Con gli occhi e il resto Malarky se la cava bene solo che al momento di disegnare le gambe alla volpe sul foglio di Malarky non c’è praticamente più spazio. Quel mento enorme riempie il foglio, cazzo.
Arriva il momento di mettere le firme. Scopro che Malarky in realtà non è il bambino ex-bulletto ma il tizio in camicia a scacchi, che non si lascia inquadrare nemmeno per un secondo dalla telecamera perché in realtà non è un insegnante di illustrazioni di volpi di East London ma un famoso street-artist, che ora mostra al ragazzino la sua collezione di bombolette spray poi lo porta in strada e lo inizia al vandalismo.

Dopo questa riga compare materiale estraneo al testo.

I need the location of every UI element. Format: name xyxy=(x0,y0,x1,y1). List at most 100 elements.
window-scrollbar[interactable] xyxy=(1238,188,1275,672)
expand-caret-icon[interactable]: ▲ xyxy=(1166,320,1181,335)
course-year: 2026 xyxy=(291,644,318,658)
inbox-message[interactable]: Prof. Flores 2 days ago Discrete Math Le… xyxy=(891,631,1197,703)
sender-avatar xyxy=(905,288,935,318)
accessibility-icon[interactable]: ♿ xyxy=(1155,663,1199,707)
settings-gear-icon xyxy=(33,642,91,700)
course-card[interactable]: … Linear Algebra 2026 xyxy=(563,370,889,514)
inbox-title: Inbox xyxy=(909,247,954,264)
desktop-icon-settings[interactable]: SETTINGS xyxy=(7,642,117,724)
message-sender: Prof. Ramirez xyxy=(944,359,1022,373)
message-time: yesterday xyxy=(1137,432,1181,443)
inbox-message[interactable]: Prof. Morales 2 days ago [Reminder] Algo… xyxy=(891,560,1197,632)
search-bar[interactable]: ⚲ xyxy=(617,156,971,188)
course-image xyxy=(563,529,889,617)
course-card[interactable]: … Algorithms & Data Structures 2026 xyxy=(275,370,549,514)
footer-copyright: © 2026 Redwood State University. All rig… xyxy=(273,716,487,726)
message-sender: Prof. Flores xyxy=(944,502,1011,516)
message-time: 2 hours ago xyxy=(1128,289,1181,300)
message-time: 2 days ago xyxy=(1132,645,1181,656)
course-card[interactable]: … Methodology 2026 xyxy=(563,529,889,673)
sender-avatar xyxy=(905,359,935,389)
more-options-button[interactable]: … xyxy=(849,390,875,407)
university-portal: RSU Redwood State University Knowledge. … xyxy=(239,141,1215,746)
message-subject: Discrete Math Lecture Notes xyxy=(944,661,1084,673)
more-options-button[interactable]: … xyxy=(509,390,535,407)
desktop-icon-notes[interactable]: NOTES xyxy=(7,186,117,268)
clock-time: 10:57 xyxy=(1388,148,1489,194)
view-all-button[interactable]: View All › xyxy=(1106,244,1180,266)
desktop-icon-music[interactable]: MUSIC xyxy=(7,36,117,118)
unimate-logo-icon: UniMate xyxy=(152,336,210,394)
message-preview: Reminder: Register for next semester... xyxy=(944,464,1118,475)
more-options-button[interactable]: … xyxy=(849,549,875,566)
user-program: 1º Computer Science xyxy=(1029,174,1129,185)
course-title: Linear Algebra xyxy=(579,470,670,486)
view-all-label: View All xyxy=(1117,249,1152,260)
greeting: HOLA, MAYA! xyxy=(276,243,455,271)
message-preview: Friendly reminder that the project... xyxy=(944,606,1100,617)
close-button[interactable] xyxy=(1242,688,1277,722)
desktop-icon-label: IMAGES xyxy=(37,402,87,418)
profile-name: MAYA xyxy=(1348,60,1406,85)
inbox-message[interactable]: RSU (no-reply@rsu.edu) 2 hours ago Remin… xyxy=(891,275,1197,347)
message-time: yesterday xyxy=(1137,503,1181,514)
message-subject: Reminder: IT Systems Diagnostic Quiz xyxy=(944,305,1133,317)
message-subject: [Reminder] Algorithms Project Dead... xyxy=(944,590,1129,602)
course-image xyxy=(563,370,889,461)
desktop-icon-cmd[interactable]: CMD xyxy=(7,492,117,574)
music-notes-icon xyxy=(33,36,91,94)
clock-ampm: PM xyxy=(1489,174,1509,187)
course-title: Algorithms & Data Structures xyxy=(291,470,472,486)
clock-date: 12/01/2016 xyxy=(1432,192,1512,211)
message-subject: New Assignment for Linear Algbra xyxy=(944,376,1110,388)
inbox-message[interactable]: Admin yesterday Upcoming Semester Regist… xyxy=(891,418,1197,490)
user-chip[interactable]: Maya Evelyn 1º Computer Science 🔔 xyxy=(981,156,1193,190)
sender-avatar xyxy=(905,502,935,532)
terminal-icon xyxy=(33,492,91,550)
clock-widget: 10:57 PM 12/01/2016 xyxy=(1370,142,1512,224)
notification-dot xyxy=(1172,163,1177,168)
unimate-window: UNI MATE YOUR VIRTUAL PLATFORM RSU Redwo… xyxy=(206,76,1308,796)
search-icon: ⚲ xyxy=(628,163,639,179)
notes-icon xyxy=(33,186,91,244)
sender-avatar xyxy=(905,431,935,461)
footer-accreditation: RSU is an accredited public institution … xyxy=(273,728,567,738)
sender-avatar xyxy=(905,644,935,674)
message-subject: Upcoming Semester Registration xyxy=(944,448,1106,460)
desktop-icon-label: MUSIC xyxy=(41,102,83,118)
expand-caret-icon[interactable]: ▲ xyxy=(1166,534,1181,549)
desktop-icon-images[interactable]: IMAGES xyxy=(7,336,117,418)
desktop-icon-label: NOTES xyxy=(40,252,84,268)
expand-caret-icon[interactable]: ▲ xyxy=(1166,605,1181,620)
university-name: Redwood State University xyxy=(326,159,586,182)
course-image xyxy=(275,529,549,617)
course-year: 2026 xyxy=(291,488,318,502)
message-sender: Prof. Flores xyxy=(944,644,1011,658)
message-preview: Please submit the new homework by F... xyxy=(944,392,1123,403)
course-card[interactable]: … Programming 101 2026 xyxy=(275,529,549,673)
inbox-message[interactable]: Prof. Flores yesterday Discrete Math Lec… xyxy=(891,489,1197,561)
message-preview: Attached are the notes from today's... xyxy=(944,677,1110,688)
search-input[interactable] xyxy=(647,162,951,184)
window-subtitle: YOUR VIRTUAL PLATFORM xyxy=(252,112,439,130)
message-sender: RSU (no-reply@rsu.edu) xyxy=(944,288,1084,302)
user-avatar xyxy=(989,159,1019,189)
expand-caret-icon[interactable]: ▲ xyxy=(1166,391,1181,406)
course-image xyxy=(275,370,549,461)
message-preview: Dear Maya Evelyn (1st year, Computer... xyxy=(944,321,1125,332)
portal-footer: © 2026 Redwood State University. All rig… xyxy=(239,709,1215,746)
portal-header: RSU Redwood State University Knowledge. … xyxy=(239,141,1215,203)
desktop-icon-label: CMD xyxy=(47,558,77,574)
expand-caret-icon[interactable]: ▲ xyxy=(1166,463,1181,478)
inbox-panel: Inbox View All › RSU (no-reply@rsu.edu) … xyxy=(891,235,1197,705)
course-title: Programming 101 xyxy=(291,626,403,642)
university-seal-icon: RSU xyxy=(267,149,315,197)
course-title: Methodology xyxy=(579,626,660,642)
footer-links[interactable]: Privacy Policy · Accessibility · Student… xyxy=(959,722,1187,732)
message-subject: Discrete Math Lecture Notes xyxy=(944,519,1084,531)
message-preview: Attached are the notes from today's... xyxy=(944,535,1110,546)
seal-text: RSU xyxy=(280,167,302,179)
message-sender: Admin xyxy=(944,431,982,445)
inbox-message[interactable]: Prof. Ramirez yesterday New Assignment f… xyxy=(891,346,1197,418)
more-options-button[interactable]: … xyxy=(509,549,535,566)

Ragazzino senza nome ex-bulletto diventato di nuovo bulletto ci prende gusto e con lo spray verde rovina per sempre l’obiettivo della videocamera.

Cambio di scena. Arriva un hipster che sembra un incrocio tra Wayne Coyne ed Harvey Keitel. Gli viene ordinato di disegnare una giraffa che indossa un bikini mentre cavalca un cavallo e mangia una carota (dalla sintassi del bigliettino che illustra a Wayne Keitel il da farsi non è chiaro se è la giraffa che deve mangiarsi la carota oppure il cavallo).
Harvey Coyne si prende la libertà di dare la carota alla giraffa, che indossa pure un paio di scarpe. Come il cavallo, che però ne ha due paia.
Qui siamo in pieno paradosso Pippo/Pluto! Perché la giraffa ha due gambe e due braccia mentre il cavallo semplicemente quattro zampe? E perché l’incrocio tra Wayne Coyne ed Harvey Keitel ha disegnato pure due alberi e degli uccellini che volano in cielo, se nessuno gliel’ha ordinato?

Ad ogni modo il caro Harvey Wayne Keitel Coyne fa segno che ok, va tutto bene e lascia il posto ai faccini illustrati di un mucchio di bimbi multietnici. C’è il bimbo giallo, la bimba marrone, il bimbo azzurro. E ce n’è pure uno pelato.

Decido di finirla qui. Sullo schermo sono passati neanche otto minuti. Sull’altro schermo ne sono passati almeno trenta, spesi a scrivere questo (nenache minimamente) professionale reportage sulla mia prima volta davanti ad Anorak Tv, app video – lanciata appena qualche giorno fa – per iPad e iPhone di quello che è tra i migliori magazines al mondo dedicato ai bimbi, Anorak appunto.
Non una vera tv in streaming ma circa 15 minuti di contenuti – con nuovi filmati in arrivo – pensati certamente non per il sottoscritto ma che ai tuoi pargoli, seppure in inglese (loro hanno quel modo tutto particolare di afferrare le cose e non stanno certo a badare alla lingua), piacerà.